2017 is off to a truly amazing start when it comes to shale-related news for the Buckeye State. Week after week we are hearing positive news about investment and job creation coming to the state — and it’s all thanks to fracking. From pipeline projects, natural gas-fired power plants and drilling programs signaling a return to exploration and production, it’s “all good,” as Ohio Congressman Tim Ryan recently said.

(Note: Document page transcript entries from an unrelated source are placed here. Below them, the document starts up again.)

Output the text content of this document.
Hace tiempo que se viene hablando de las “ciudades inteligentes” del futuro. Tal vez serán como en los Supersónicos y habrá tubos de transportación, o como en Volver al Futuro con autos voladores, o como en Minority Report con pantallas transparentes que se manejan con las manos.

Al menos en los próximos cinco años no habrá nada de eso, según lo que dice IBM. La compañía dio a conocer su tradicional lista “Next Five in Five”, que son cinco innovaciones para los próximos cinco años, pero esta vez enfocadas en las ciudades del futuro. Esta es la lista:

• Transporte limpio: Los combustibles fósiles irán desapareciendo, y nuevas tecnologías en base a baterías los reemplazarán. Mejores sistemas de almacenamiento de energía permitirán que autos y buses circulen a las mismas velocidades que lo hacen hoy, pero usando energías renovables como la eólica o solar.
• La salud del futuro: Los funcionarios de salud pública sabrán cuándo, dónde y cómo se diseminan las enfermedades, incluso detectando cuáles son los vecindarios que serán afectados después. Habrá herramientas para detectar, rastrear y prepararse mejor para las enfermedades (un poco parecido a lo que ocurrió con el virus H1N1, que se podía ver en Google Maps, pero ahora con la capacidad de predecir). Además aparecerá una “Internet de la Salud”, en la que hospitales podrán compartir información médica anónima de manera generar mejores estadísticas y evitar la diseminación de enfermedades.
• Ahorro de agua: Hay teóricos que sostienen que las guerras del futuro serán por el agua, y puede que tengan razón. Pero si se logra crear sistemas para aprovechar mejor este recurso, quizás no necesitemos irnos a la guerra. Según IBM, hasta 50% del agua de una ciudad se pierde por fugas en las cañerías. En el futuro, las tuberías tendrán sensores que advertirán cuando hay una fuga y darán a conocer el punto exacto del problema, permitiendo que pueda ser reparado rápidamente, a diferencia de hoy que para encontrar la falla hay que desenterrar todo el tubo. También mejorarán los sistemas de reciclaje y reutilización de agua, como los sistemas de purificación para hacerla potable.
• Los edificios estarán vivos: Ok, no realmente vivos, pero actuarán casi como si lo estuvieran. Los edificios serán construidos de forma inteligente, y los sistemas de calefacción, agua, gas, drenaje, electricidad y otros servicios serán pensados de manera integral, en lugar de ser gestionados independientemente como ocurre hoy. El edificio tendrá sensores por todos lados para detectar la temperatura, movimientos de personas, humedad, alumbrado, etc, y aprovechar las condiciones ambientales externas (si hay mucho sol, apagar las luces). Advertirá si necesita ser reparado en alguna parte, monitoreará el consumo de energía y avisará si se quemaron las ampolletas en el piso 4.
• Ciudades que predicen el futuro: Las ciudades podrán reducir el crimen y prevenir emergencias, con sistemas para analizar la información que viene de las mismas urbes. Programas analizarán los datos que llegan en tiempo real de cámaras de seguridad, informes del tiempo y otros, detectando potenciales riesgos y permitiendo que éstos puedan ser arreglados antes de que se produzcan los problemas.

This week was no exception, as the Youngstown Business Journal reported steel manufacturing is coming back online. In an interview with EID, newly elected state Sen. Sean O’Brien (D) — whose district is an area of Ohio that has been heavily impacted by the ancillary industries that support oil and gas development — credited shale development for the investment coming to his district and emphasized that 2017 is off to a “great” start when it comes to the industry driving economic growth in the state,
“We’re starting to see significant economic change in the valley due largely to oil and gas development here in Ohio. This is a positive sign for the entire region. There’s no question energy development in Ohio is off to a great start this year. For my district, the state of Ohio and the country, the return of natural gas exploration and the ancillary industries that support it are critical to bringing back middle-class jobs. This week alone, we have the announcement of return to work and new hiring’s at Vallourec; in Lordstown, the announcement of the construction of a second gas fired power plant. These two projects will create hundreds of good paying jobs, billions of dollars in investments and will have a huge impact on the area. Both of these projects are a direct result from what is happening with the oil and gas here in Ohio. So from an economic and energy standpoint, 2017 is looking very promising”
Yes, it has been confirmed that an Ohio steel manufacturing company has announced that are indeed hiring, and it’s full steam ahead as they look to fill orders created by the demand for steel pipe used by the oil and gas industry. All eyes are on Vallourec Star, as the company has announced its plans to ramp up production of steel pipe used in oil and gas exploration.
As company spokesperson, Jean Gaetano told the Business Journal,
“We’ve seen signs of improvement in the U.S. oil and gas market where the rig count and OCTG [oil country tubular goods] demand have increased for the first time since the end of 2014. The increased demand has resulted in increased production volumes at all Vallourec Star locations. This progressive market recovery is anticipated for 2017.”
Ohio’s current rig count stands at 20, which is a vast improvement over the lows of last year, signaling a slow recovery in oil and natural gas drilling in the Utica Shale. The news today also reinforces statements that were recently made at a bipartisan event touting the manufacturing and energy infrastructure associated with the oil and gas industry. The news also underscores the extensive economic impact horizontal drilling and hydraulic fracturing has on a community. In this case, thanks to improvement in rig counts, Vallourec Star is ramping up production to create the steel pipe used as part of the process. To bring gas and oil and to market we also need energy infrastructure.
Bipartisan support for oil and gas development is also evident in a recent poll conducted by the National Association of Manufacturers (NAM) that found 84 percent of Buckeye State residents — a mix of Democrats and Republicans — said they would like to see U.S. energy development increase. Eighty-six percent of those surveyed said they support construction of more pipelines, natural gas compressor stations and power plants.